Les éléments qui définissent une démocratie saine et ouverte ne peuvent pas être quantifiés comme peuvent l’être des critères de qualité de l’eau. L’un des objectifs de cette démarche vise justement à construire une définition de la qualité démocratique avec un très grand nombre d’acteurs sur trois ans. Au cœur du projet est l’idée de renouveler notre vision de la démocratie…pour la rendre plus démocratique. C’est-à-dire ne plus seulement se focaliser sur l’action des élus et les partis politiques et considérer aussi ce que nous pouvons faire pour l’intérêt général, en tant qu’habitant. L’indice pourrait ainsi évaluer tant l’exercice du mandat représentatif et la transparence des institutions que les dispositifs qui impliquent les habitants dans les projets de la commune et les possibilités que nous avons pour lancer nos propres initiatives, avec nos voisins, des associations ou des collectifs.

Autre différence majeure avec l’indice de qualité de l’eau, l’indice de qualité démocratique ne sera pas conçu par des experts pour des experts. Tout le monde doit pouvoir contribuer à évaluer et à améliorer la qualité de notre démocratie. Nous avons ainsi prévu de définir les critères et le cadre de cette évaluation aussi bien avec un comité d’orientation scientifique que les habitants, les élus et les agents de six communes pilotes.

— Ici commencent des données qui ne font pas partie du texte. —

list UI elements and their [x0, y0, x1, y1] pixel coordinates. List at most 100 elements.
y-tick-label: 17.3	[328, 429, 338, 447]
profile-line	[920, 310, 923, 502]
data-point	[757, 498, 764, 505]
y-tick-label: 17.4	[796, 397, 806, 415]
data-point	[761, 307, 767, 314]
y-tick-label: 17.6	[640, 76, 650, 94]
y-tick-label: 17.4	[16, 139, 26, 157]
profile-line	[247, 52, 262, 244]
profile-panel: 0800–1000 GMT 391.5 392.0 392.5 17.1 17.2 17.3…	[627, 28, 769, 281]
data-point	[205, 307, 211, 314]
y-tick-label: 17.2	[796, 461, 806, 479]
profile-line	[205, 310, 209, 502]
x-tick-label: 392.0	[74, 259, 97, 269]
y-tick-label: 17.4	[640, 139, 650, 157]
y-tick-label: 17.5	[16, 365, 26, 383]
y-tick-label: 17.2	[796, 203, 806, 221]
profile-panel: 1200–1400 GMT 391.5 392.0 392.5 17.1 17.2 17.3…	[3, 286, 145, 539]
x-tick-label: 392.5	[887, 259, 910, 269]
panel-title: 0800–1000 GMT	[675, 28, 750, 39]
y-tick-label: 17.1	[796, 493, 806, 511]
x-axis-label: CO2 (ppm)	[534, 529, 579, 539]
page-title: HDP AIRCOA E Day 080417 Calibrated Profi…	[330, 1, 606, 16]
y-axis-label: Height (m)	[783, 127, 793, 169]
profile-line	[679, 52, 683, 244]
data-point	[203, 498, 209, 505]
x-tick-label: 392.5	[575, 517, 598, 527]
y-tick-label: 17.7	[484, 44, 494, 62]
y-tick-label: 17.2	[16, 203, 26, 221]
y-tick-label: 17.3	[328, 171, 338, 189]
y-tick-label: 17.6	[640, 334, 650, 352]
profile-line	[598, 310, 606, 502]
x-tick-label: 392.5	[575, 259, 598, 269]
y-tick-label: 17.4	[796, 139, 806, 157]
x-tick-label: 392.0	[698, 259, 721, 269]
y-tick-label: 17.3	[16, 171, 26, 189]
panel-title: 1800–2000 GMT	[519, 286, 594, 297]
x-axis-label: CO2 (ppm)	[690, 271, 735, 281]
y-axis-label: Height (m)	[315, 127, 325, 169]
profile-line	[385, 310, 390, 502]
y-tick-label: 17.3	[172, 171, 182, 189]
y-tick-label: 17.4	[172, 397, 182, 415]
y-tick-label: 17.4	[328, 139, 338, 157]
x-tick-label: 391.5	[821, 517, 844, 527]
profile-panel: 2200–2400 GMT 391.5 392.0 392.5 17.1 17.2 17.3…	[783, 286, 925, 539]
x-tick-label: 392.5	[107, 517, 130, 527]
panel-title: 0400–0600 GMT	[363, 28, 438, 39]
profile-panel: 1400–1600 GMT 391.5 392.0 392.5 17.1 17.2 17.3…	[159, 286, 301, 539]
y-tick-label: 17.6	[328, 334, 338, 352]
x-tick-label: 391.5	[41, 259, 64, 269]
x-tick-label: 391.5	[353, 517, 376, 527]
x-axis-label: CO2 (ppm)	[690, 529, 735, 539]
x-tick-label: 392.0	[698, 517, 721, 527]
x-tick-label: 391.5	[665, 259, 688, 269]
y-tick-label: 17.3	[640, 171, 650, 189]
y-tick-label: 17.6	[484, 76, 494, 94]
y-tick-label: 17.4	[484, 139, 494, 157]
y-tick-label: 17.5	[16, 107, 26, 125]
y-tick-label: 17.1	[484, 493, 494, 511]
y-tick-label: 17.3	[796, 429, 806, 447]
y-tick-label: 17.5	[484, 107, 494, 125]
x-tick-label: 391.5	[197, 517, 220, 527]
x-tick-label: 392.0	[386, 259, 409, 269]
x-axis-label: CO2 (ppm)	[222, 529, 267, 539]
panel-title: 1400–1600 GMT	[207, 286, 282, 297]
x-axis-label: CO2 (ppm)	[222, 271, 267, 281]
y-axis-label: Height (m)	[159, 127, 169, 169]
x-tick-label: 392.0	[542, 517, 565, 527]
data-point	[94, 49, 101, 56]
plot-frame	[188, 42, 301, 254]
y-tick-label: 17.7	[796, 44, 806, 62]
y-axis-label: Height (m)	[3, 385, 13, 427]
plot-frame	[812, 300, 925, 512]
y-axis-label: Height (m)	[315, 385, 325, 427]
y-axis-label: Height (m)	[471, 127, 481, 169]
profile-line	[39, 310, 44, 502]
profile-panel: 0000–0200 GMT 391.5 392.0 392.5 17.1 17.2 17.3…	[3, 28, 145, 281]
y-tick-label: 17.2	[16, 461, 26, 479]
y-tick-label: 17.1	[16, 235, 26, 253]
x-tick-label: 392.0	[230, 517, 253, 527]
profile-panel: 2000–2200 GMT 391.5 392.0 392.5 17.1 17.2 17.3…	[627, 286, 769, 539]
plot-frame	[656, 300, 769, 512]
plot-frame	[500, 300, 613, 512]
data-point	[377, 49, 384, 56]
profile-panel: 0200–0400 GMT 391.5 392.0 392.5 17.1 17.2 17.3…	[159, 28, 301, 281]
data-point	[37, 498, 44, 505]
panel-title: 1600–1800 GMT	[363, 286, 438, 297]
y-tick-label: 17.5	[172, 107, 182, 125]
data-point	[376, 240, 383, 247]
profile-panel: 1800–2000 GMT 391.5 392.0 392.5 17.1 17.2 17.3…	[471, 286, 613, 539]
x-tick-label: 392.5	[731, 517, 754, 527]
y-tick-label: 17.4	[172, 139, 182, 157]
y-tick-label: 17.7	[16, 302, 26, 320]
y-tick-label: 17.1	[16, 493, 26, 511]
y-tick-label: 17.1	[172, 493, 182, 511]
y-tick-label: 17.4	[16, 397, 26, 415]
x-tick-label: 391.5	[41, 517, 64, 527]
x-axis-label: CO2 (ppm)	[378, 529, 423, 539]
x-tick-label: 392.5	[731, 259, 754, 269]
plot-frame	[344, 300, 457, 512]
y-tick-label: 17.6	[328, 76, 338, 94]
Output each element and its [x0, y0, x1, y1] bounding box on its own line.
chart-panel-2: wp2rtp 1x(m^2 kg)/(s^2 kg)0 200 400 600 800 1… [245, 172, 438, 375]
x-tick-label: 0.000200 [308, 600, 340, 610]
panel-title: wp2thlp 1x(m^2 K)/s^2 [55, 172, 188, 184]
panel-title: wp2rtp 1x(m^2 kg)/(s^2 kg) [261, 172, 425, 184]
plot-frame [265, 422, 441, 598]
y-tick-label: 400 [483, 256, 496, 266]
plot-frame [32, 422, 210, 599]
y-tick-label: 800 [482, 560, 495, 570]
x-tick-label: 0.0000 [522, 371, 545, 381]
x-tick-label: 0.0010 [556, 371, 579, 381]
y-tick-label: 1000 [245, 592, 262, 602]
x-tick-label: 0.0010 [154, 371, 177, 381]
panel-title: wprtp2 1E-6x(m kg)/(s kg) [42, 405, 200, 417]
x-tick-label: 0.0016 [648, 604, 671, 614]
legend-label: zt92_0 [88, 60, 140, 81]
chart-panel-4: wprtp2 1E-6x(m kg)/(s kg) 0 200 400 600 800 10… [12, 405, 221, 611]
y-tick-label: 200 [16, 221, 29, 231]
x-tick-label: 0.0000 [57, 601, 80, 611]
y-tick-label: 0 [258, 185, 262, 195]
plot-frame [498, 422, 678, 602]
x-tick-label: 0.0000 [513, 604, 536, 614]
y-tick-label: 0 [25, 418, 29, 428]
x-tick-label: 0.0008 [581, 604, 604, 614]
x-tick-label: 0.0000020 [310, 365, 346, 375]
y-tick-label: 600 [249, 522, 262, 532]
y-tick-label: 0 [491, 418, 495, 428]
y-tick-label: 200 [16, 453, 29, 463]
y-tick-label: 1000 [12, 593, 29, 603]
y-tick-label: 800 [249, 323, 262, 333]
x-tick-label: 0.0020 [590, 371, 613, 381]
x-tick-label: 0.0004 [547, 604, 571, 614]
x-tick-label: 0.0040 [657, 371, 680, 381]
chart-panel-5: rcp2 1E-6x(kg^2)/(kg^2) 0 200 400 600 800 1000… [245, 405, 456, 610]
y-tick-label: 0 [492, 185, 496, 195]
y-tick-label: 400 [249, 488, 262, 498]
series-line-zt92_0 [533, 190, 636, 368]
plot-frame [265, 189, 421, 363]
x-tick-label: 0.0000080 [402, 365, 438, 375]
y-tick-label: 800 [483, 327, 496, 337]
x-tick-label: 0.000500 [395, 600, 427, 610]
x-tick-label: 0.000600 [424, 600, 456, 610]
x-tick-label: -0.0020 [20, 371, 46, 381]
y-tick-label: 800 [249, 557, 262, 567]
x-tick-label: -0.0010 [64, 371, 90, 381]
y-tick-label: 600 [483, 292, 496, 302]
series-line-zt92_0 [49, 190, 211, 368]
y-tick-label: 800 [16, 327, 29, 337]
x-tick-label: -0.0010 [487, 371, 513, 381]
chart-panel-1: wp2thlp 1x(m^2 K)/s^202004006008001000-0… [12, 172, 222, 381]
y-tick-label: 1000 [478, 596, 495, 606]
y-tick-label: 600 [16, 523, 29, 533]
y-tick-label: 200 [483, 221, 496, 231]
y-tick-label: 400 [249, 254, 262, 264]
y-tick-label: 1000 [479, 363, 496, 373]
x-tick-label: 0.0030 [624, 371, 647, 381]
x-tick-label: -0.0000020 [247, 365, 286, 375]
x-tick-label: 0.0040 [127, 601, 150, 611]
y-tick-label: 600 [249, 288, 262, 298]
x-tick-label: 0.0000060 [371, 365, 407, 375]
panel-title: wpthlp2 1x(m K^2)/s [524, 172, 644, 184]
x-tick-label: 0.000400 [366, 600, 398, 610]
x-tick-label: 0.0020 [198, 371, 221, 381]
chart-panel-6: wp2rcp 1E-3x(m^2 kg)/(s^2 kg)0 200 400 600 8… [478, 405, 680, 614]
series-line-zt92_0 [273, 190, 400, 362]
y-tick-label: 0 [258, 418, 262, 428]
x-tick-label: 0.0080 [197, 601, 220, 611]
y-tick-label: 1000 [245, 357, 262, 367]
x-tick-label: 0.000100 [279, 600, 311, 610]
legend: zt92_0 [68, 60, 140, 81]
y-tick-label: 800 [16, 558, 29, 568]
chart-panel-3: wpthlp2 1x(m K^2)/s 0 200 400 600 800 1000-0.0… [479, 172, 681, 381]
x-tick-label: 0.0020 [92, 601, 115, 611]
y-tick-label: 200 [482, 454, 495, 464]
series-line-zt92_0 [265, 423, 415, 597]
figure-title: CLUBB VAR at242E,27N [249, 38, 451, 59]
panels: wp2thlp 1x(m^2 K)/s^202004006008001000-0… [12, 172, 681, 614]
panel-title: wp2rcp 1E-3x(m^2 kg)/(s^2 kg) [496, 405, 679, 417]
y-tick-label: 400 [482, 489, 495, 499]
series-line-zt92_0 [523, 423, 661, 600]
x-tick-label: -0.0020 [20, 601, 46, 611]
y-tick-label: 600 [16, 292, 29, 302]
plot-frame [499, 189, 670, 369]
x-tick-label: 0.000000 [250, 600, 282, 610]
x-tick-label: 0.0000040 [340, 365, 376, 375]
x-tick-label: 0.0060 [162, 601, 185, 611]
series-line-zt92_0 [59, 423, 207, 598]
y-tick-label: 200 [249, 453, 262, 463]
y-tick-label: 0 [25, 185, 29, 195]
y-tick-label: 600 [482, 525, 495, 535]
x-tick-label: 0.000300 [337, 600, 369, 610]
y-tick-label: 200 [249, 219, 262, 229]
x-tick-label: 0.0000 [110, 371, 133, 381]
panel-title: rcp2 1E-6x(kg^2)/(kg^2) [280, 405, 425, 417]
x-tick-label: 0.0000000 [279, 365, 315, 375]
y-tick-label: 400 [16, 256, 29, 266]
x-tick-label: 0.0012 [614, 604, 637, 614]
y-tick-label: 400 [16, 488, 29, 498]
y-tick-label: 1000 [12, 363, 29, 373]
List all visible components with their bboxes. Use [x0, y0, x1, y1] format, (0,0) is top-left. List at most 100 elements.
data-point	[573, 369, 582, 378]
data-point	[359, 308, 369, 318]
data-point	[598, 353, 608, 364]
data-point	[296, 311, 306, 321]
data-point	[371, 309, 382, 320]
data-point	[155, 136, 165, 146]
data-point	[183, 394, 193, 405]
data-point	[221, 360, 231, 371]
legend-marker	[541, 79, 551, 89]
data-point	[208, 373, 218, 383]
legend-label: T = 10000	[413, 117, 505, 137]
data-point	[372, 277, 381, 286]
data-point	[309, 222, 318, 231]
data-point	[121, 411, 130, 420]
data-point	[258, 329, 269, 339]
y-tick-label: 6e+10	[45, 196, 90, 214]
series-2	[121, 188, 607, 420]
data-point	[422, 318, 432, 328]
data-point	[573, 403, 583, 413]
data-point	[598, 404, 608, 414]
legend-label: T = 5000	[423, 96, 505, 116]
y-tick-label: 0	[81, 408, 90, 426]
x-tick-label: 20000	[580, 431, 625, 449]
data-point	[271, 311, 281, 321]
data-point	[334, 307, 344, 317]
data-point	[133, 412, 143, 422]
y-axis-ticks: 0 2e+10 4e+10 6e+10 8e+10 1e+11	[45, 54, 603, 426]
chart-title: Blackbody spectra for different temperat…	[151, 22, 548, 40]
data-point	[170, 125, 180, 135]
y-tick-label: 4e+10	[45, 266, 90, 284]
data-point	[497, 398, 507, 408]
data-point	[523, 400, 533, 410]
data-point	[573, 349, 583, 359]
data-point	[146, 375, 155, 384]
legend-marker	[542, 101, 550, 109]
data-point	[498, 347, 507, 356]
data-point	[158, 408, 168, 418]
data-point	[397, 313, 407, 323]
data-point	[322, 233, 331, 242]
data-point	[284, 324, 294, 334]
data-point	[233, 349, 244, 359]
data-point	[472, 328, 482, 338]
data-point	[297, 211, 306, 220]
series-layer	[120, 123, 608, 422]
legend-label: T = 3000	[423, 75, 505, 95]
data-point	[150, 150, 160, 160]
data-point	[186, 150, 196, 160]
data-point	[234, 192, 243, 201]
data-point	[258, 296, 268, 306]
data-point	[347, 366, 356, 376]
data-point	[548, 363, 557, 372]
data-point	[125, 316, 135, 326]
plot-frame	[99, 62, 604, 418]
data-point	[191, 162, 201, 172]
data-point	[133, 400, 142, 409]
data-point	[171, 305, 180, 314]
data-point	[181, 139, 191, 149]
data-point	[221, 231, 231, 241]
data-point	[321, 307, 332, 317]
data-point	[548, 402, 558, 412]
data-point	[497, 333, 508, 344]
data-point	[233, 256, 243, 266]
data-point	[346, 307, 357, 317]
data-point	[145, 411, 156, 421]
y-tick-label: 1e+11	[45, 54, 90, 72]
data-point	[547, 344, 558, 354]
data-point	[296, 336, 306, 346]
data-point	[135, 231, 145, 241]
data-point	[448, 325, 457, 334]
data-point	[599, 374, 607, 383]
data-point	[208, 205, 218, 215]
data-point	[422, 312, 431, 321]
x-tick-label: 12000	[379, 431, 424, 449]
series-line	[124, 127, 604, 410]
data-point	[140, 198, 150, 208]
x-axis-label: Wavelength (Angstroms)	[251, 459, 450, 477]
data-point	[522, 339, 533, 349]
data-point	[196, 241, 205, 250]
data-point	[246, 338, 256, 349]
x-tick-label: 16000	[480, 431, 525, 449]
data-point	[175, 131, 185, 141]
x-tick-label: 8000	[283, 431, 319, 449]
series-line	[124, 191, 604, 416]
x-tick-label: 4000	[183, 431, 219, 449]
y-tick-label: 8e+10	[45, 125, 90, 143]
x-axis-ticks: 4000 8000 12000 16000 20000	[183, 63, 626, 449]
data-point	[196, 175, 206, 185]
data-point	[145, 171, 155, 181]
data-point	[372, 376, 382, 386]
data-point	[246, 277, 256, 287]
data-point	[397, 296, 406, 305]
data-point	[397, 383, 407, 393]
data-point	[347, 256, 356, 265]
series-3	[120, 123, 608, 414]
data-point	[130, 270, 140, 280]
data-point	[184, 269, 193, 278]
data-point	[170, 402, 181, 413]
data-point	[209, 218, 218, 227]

L’indice sera également mis à la disposition de tous de manière gratuite, sur une plateforme en ligne adaptée aux utilisateurs et via des événements locaux. Un seuil de participation citoyenne sera à atteindre pour valider l’évaluation.

L’indice de qualité démocratique ne sera pas non plus un standard figé. Nous prévoyons une révision pluriannuelle sur la base des retours des utilisateurs. Notre démocratie est vivante, cet indice devrait accompagner son évolution, et non la bloquer.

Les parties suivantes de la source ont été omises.